Review Archive

‘Diamonds On The Water’ - Oysterband - soak it up, every word, every note

(December 09, 2013)

Deliberate on the mainstays of this country's electric folk, folk rock or folk punk and it’s a certainty that Oysterband - DiamondsOysterband will be up there with the best-of-the-best. Loud, brash, aware, involved, opinionated – all the words I’ve heard describing their music, yet these seem to mellow when set against their new studio album of original songs, ‘Diamonds On The Water’, released on 17 February 2014 on Navigator Records. Oysterband fans are going to soak it up, every word and every note.

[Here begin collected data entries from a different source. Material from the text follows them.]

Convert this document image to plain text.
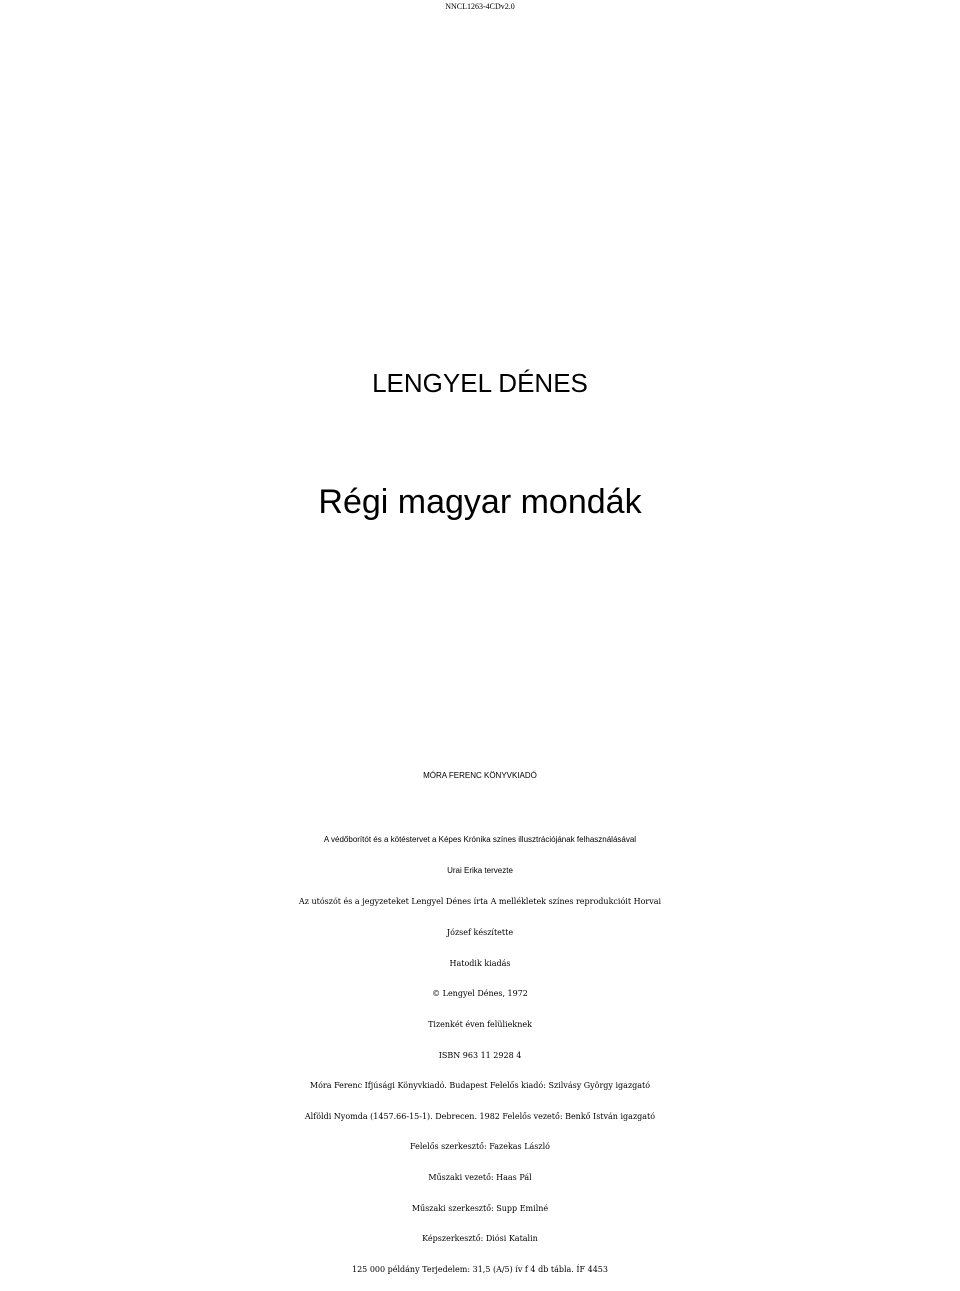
NNCL1263-4CDv2.0
LENGYEL DÉNES
Régi magyar mondák
MÓRA FERENC KÖNYVKIADÓ
A védőborítót és a kötéstervet a Képes Krónika színes illusztrációjának felhasználásával
Urai Erika tervezte
Az utószót és a jegyzeteket Lengyel Dénes írta A mellékletek színes reprodukcióit Horvai
József készítette
Hatodik kiadás
© Lengyel Dénes, 1972
Tizenkét éven felülieknek
ISBN 963 11 2928 4
Móra Ferenc Ifjúsági Könyvkiadó. Budapest Felelős kiadó: Szilvásy György igazgató
Alföldi Nyomda (1457.66-15-1). Debrecen. 1982 Felelős vezető: Benkő István igazgató
Felelős szerkesztő: Fazekas László
Műszaki vezető: Haas Pál
Műszaki szerkesztő: Supp Emilné
Képszerkesztő: Diósi Katalin
125 000 példány Terjedelem: 31,5 (A/5) ív f 4 db tábla. ÍF 4453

There's evidence of a slightly more mellifluous, melodious touch to these songs, some of the angry angst may have toned down a mite, the political seething given way to more personal reflection – whatever the changes, what’s ‘new’ remains characteristically Oysterband. The pedigree is there, perhaps only the depth and ripeness have increased - ‘Diamonds On The Water’ will become a classic Oysters album.

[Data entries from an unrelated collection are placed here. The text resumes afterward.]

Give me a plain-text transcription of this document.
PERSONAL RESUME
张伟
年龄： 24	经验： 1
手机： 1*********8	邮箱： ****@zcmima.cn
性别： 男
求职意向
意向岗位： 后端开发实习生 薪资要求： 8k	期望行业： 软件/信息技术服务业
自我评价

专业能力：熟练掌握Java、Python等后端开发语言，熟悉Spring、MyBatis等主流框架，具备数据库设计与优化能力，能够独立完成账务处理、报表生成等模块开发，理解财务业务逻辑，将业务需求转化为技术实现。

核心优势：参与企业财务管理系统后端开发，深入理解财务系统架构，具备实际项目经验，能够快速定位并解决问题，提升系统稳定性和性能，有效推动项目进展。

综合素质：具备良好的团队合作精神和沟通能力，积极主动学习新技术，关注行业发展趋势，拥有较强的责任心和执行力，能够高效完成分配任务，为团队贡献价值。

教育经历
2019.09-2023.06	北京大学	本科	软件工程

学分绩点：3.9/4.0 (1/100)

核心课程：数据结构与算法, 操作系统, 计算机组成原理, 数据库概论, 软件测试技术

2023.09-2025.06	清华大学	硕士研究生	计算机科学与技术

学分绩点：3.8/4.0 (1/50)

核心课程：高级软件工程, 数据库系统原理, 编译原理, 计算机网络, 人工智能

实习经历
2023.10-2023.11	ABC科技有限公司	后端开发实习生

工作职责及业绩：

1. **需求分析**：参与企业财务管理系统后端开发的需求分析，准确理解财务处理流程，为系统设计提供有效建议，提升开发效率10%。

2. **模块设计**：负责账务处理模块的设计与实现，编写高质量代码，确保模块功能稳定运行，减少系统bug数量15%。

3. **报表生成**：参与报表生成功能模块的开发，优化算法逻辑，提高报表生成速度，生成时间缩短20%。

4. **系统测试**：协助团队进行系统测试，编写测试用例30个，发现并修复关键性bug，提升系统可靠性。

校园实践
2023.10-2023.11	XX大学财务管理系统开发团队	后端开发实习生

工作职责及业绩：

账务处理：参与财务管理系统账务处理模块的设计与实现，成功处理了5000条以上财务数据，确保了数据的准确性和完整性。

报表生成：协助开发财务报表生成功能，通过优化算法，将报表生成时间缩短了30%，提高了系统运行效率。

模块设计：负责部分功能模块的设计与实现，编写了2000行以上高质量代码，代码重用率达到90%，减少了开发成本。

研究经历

As the lead track ‘A Clown’s Heart’ sets off, immediately you’re on familiar ground - hook rich, inspiring melody, concentrated chorus and eminently identifiable lead vocal. This song appears more than a touch autobiographical even if it’s unintentional – it brought that feeling to me anyway. There’s a strong sense of reflection that runs through this album, it revisits through ‘Spirit of Dust’ - highly melodic, great harmonies and overflowing with pure emotion, and within the title track, ‘Diamonds on the Water’ enriched with its brass accents.

There’s a familiar drive and proclamation in ‘A River Runs’ (incidentally co-written by Ray Cooper as his last musical contribution to the band) the same momentum persists through the faintly ominous ‘Palace Of Memory’ and the emotion and sincerity of ‘Call You Friend’. Then of course there’s the delicious ‘No Ordinary Girl’ – lyrics to evoke, a message that invokes and a melody you’ll only resist if you’re dead.

Oysterband still holds the stalwarts John Jones (melodeon, lead vocals) Alan Prosser (guitars, viola, vocals) and Ian Telfer (fiddle, concertina, vocals), there’s also Dil Davies (drums) and Al Scott (bass). With occasional contributions either on the album, on tour or both, from Adrian Oxaal, Rowan Godel, Lindsey Oliver, Lee Partis and the brass section of Pete Davison, Eira Owen and Sarah Leeves.